Further positive news, too, comes from the fact that unlike kids at the dinner table, British adults have already been demonstrating a desire to shift their diets towards more plant-based, sustainable foods over the past couple of years, with recent research suggesting a third of Britons have stopped or reduced eating meat, for example.
Yet even so, there is still a long, long way to go before a genuinely sustainable shopping basket is affordable, accessible, and desirable for most consumers. And encouraging that shift among customers presents difficult balancing act for supermarkets, explains Bolton. "We know they don't want us to decide what they eat, but they want us to make it easy for them," he says. "I don't think most customers really look to supermarkets for advice on diets, but I think there is role we and WWF can play in facilitating that."
For example, another plan WWF and Tesco have for the first 12 months of the partnership is to put together a 'Love Your Food, Love You Planet Plate', which would demonstrate what a balanced, healthy and sustainable diet might look like for customers, with potential different variations for different communities. But, Bolton emphasises: "We're not here to tell people what to eat, and it wouldn't work if we did."

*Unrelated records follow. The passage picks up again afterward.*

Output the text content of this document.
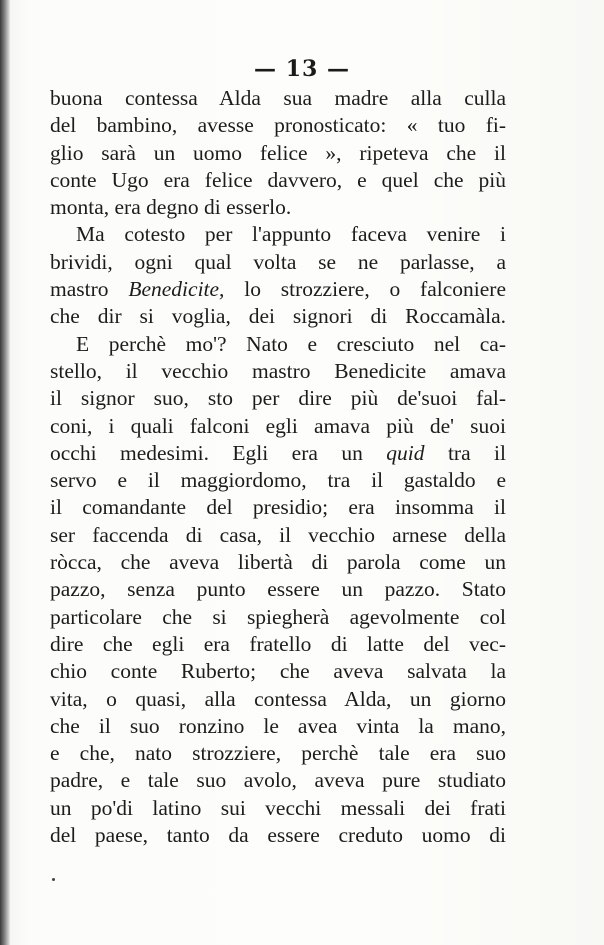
— 13 —
buona contessa Alda sua madre alla culla
del bambino, avesse pronosticato: « tuo fi-
glio sarà un uomo felice », ripeteva che il
conte Ugo era felice davvero, e quel che più
monta, era degno di esserlo.
Ma cotesto per l'appunto faceva venire i
brividi, ogni qual volta se ne parlasse, a
mastro Benedicite, lo strozziere, o falconiere
che dir si voglia, dei signori di Roccamàla.
E perchè mo'? Nato e cresciuto nel ca-
stello, il vecchio mastro Benedicite amava
il signor suo, sto per dire più de'suoi fal-
coni, i quali falconi egli amava più de' suoi
occhi medesimi. Egli era un quid tra il
servo e il maggiordomo, tra il gastaldo e
il comandante del presidio; era insomma il
ser faccenda di casa, il vecchio arnese della
ròcca, che aveva libertà di parola come un
pazzo, senza punto essere un pazzo. Stato
particolare che si spiegherà agevolmente col
dire che egli era fratello di latte del vec-
chio conte Ruberto; che aveva salvata la
vita, o quasi, alla contessa Alda, un giorno
che il suo ronzino le avea vinta la mano,
e che, nato strozziere, perchè tale era suo
padre, e tale suo avolo, aveva pure studiato
un po'di latino sui vecchi messali dei frati
del paese, tanto da essere creduto uomo di
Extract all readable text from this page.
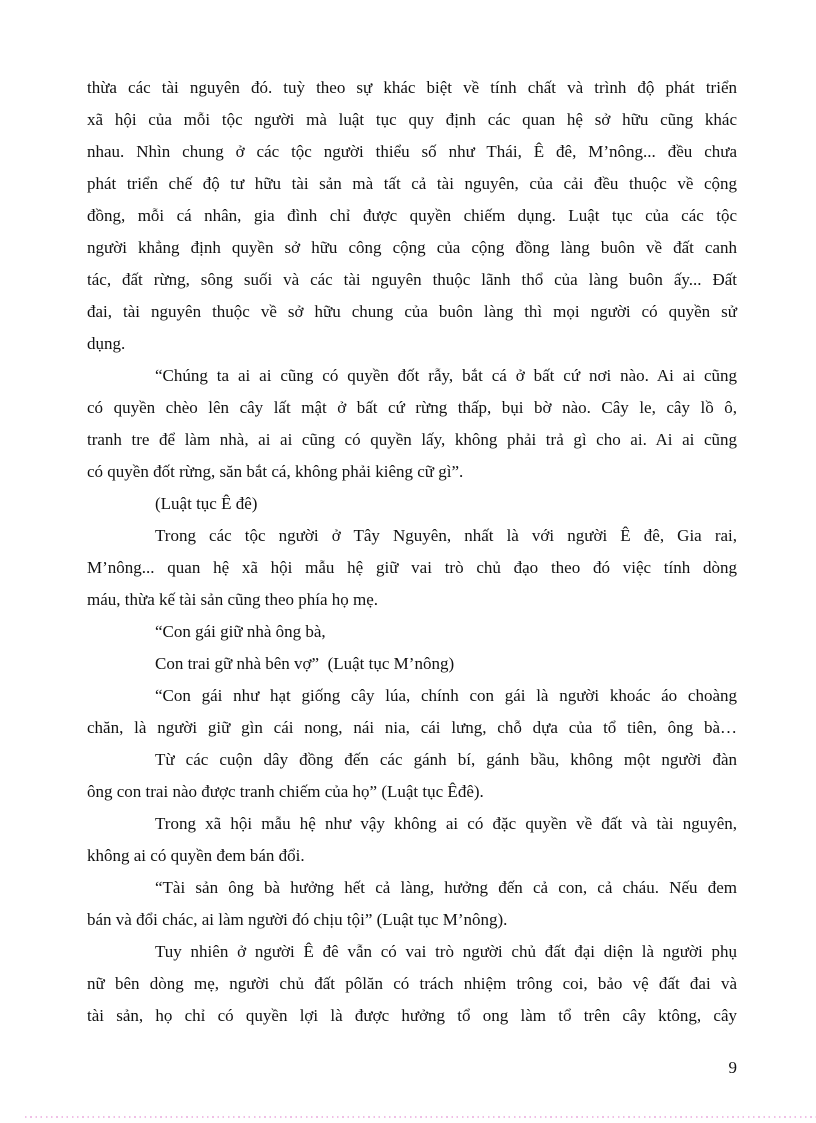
thừa các tài nguyên đó. tuỳ theo sự khác biệt về tính chất và trình độ phát triển
xã hội của mỗi tộc người mà luật tục quy định các quan hệ sở hữu cũng khác
nhau. Nhìn chung ở các tộc người thiểu số như Thái, Ê đê, M’nông... đều chưa
phát triển chế độ tư hữu tài sản mà tất cả tài nguyên, của cải đều thuộc về cộng
đồng, mỗi cá nhân, gia đình chỉ được quyền chiếm dụng. Luật tục của các tộc
người khẳng định quyền sở hữu công cộng của cộng đồng làng buôn về đất canh
tác, đất rừng, sông suối và các tài nguyên thuộc lãnh thổ của làng buôn ấy... Đất
đai, tài nguyên thuộc về sở hữu chung của buôn làng thì mọi người có quyền sử
dụng.
“Chúng ta ai ai cũng có quyền đốt rẫy, bắt cá ở bất cứ nơi nào. Ai ai cũng
có quyền chèo lên cây lất mật ở bất cứ rừng thấp, bụi bờ nào. Cây le, cây lồ ô,
tranh tre để làm nhà, ai ai cũng có quyền lấy, không phải trả gì cho ai. Ai ai cũng
có quyền đốt rừng, săn bắt cá, không phải kiêng cữ gì”.
(Luật tục Ê đê)
Trong các tộc người ở Tây Nguyên, nhất là với người Ê đê, Gia rai,
M’nông... quan hệ xã hội mẫu hệ giữ vai trò chủ đạo theo đó việc tính dòng
máu, thừa kế tài sản cũng theo phía họ mẹ.
“Con gái giữ nhà ông bà,
Con trai gữ nhà bên vợ”  (Luật tục M’nông)
“Con gái như hạt giống cây lúa, chính con gái là người khoác áo choàng
chăn, là người giữ gìn cái nong, nái nia, cái lưng, chỗ dựa của tổ tiên, ông bà…
Từ các cuộn dây đồng đến các gánh bí, gánh bầu, không một người đàn
ông con trai nào được tranh chiếm của họ” (Luật tục Êđê).
Trong xã hội mẫu hệ như vậy không ai có đặc quyền về đất và tài nguyên,
không ai có quyền đem bán đổi.
“Tài sản ông bà hưởng hết cả làng, hưởng đến cả con, cả cháu. Nếu đem
bán và đổi chác, ai làm người đó chịu tội” (Luật tục M’nông).
Tuy nhiên ở người Ê đê vẫn có vai trò người chủ đất đại diện là người phụ
nữ bên dòng mẹ, người chủ đất pôlăn có trách nhiệm trông coi, bảo vệ đất đai và
tài sản, họ chỉ có quyền lợi là được hưởng tổ ong làm tổ trên cây ktông, cây
9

As supermarkets encourage customers to consider more sustainable, plant-based diets, you could forgive some of the food industry's incumbent suppliers - such as beef and dairy farmers in particular - for feeling apprehensive about the impact of this shift on their business. But Bolton argues consumer diets and habits in the food sector are always shifting - the raft of exotic food choices on supermarket shelves nowadays are a far cry from 20 or 30 years ago, for example - and that change should be welcomed as it opens up a wealth of opportunities.
"I think it would be wrong to paint this as a game of winners of losers, because I don't think it's going to turn out like that," he argues. "If you look at the innovation at the moment, you just get really excited by it. There has always been shifts in the food industry, and this is another shift that is coming, but it will be gradual and Tesco will work really hard with our partners on this."
Healthier diets, affordable food, sustainable agriculture, and economic opportunities - it is all there for the taking if stakeholders across the wider food industry all embark on the journey in pursuit of a sustainable food system together, argues Bolton.
"What we shouldn't forget is there is loads and loads of opportunity in how this moves," he concludes.